Allerdings gibt Staudt zu bedenken, dass 50 Prozent aller bundesdeutschen Haushalte nur 2600 Euro Nettoeinkommen im Monat hätten und nahezu keine Rücklagen. Vor diesem Hintergrund seien Investitionen in energiesparende Maßnahmen von staatlicher Förderung abhängig. 2022 seien das acht Milliarden Euro gewesen. Und angesichts des Kapitalbedarfs für Bundeswehr, Bildung, Gesundheit oder Renten macht der Experte wenig Hoffnung auf steigende Budgets. Zudem müssten sechs bis acht Jahre alte Heizsysteme für Öl und Gas umswitchbar sein auf regenerative Energieträger. 

Ins selbe Horn stößt Helmut Bramann vom Handwerksverband, der in 49.000 Betrieben 392.000 Menschen beschäftigt – 50.000 mehr als noch vor zehn Jahren. Man müsse sich daher an der Leistungsfähigkeit der Kunden orientieren und nicht an politischen Wunschvorstellungen. So seien Wärmepumpe oder Fernwärme nicht überall möglich und auch der Denkmalschutz auferlege Hemmnisse, weshalb auch Bramann in der Förderpolitik für Technologieoffenheit plädiert. Ein Riesenthema angesichts der ambulanten Pflege in Altbauten seien die „schmalen Schlauchbäder“. Hier erhofft er sich Impulse für Lösungen bei den Fachforen der Messe. Und Staudt springt ihm bei, die elf Millionen sanierungsbedürftigen Bäder bundesweit kämen nur sukzessive auf den Markt. Hier könne man in der Umsetzung Erfahrungen sammeln und permanent neue Erkenntnisse und Produkte einfließen lassen.

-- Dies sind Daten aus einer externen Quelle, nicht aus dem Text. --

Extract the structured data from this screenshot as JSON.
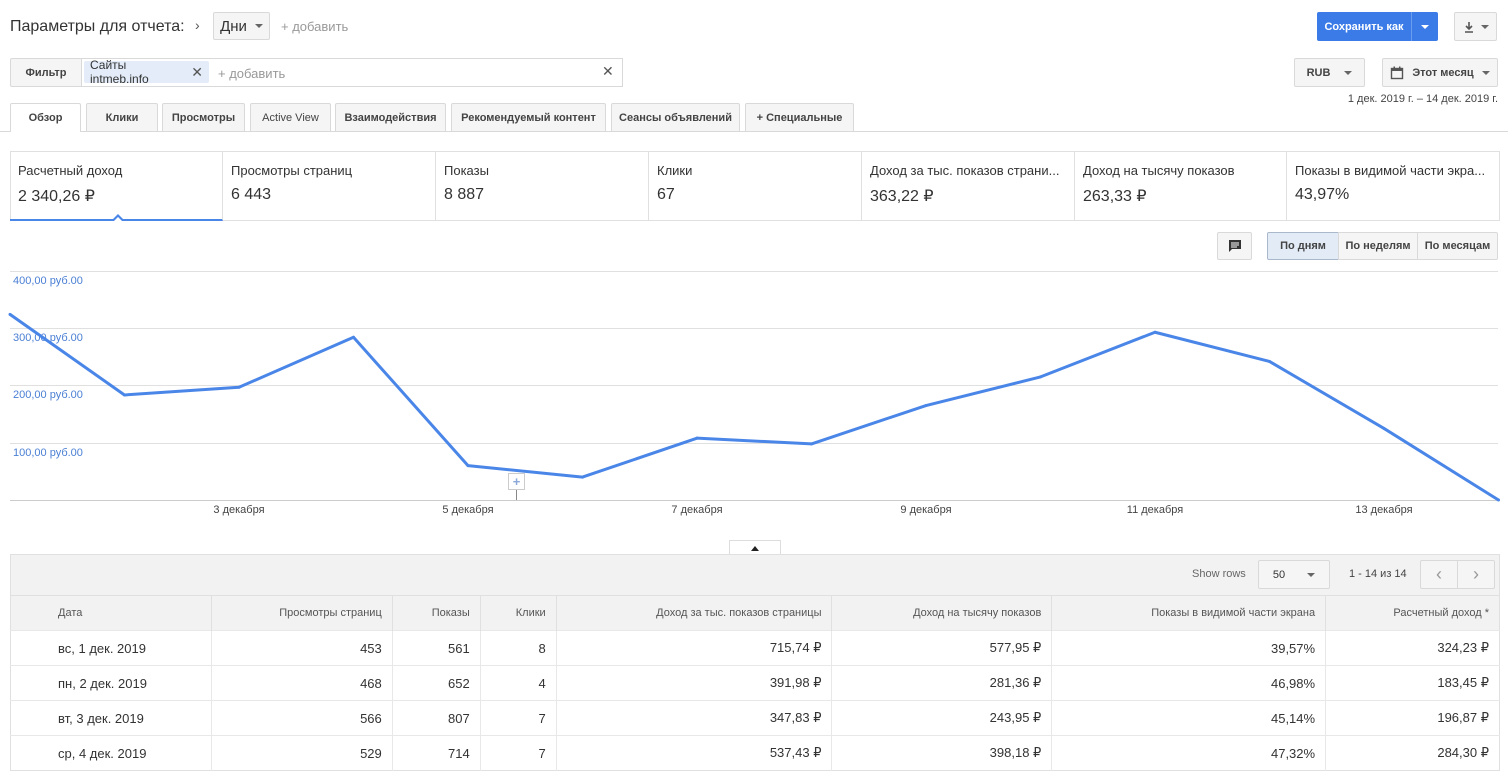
{
  "header": {
    "params_label": "Параметры для отчета:",
    "dimension": "Дни",
    "add": "+ добавить",
    "save_as": "Сохранить как"
  },
  "filter": {
    "label": "Фильтр",
    "chip": "Сайты intmeb.info",
    "placeholder": "+ добавить",
    "currency": "RUB",
    "period": "Этот месяц",
    "date_range": "1 дек. 2019 г. – 14 дек. 2019 г."
  },
  "tabs": [
    {
      "label": "Обзор"
    },
    {
      "label": "Клики"
    },
    {
      "label": "Просмотры"
    },
    {
      "label": "Active View"
    },
    {
      "label": "Взаимодействия"
    },
    {
      "label": "Рекомендуемый контент"
    },
    {
      "label": "Сеансы объявлений"
    },
    {
      "label": "+ Специальные"
    }
  ],
  "scorecards": [
    {
      "label": "Расчетный доход",
      "value": "2 340,26 ₽"
    },
    {
      "label": "Просмотры страниц",
      "value": "6 443"
    },
    {
      "label": "Показы",
      "value": "8 887"
    },
    {
      "label": "Клики",
      "value": "67"
    },
    {
      "label": "Доход за тыс. показов страни...",
      "value": "363,22 ₽"
    },
    {
      "label": "Доход на тысячу показов",
      "value": "263,33 ₽"
    },
    {
      "label": "Показы в видимой части экра...",
      "value": "43,97%"
    }
  ],
  "granularity": {
    "days": "По дням",
    "weeks": "По неделям",
    "months": "По месяцам"
  },
  "chart_data": {
    "type": "line",
    "yticks": [
      "400,00 руб.00",
      "300,00 руб.00",
      "200,00 руб.00",
      "100,00 руб.00"
    ],
    "ylim": [
      0,
      400
    ],
    "xticks": [
      "3 декабря",
      "5 декабря",
      "7 декабря",
      "9 декабря",
      "11 декабря",
      "13 декабря"
    ],
    "x": [
      "1 дек.",
      "2 дек.",
      "3 дек.",
      "4 дек.",
      "5 дек.",
      "6 дек.",
      "7 дек.",
      "8 дек.",
      "9 дек.",
      "10 дек.",
      "11 дек.",
      "12 дек.",
      "13 дек.",
      "14 дек."
    ],
    "series": [
      {
        "values": [
          324.23,
          183.45,
          196.87,
          284.3,
          60,
          40,
          108,
          98,
          165,
          215,
          293,
          242,
          125,
          0
        ]
      }
    ],
    "color": "#4a86e8",
    "grid": true
  },
  "table": {
    "show_rows_label": "Show rows",
    "rows_value": "50",
    "pagination": "1 - 14 из 14",
    "columns": [
      "Дата",
      "Просмотры страниц",
      "Показы",
      "Клики",
      "Доход за тыс. показов страницы",
      "Доход на тысячу показов",
      "Показы в видимой части экрана",
      "Расчетный доход *"
    ],
    "rows": [
      [
        "вс, 1 дек. 2019",
        "453",
        "561",
        "8",
        "715,74 ₽",
        "577,95 ₽",
        "39,57%",
        "324,23 ₽"
      ],
      [
        "пн, 2 дек. 2019",
        "468",
        "652",
        "4",
        "391,98 ₽",
        "281,36 ₽",
        "46,98%",
        "183,45 ₽"
      ],
      [
        "вт, 3 дек. 2019",
        "566",
        "807",
        "7",
        "347,83 ₽",
        "243,95 ₽",
        "45,14%",
        "196,87 ₽"
      ],
      [
        "ср, 4 дек. 2019",
        "529",
        "714",
        "7",
        "537,43 ₽",
        "398,18 ₽",
        "47,32%",
        "284,30 ₽"
      ]
    ]
  }
}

Frank Ernst, Geschäftsführer des Fachverbands Gebäude-Klima e.V. (FGK), macht darauf aufmerksam, dass mechanische Lösungen zum Luftaustausch in Innenräumen effizienter seien als Wärmepumpen. Beim Tausch verbrauchter Innen- durch frische Außenluft könnten 70 bis 90 Prozent der Abwärme genutzt werden, wie dies Kliniken, Pflegeheime oder Großraumbüros bereits belegten. Hier erzeuge ein Kilowatt Elektro- sieben bis zehn kW Wärmeenergie. Bei Wärmepumpen liege dieser Faktor nur bei eins zu vier oder fünf. Das Beispiel zeige, wie verfehlt die politische Fokussierung auf Wärmepumpen sei.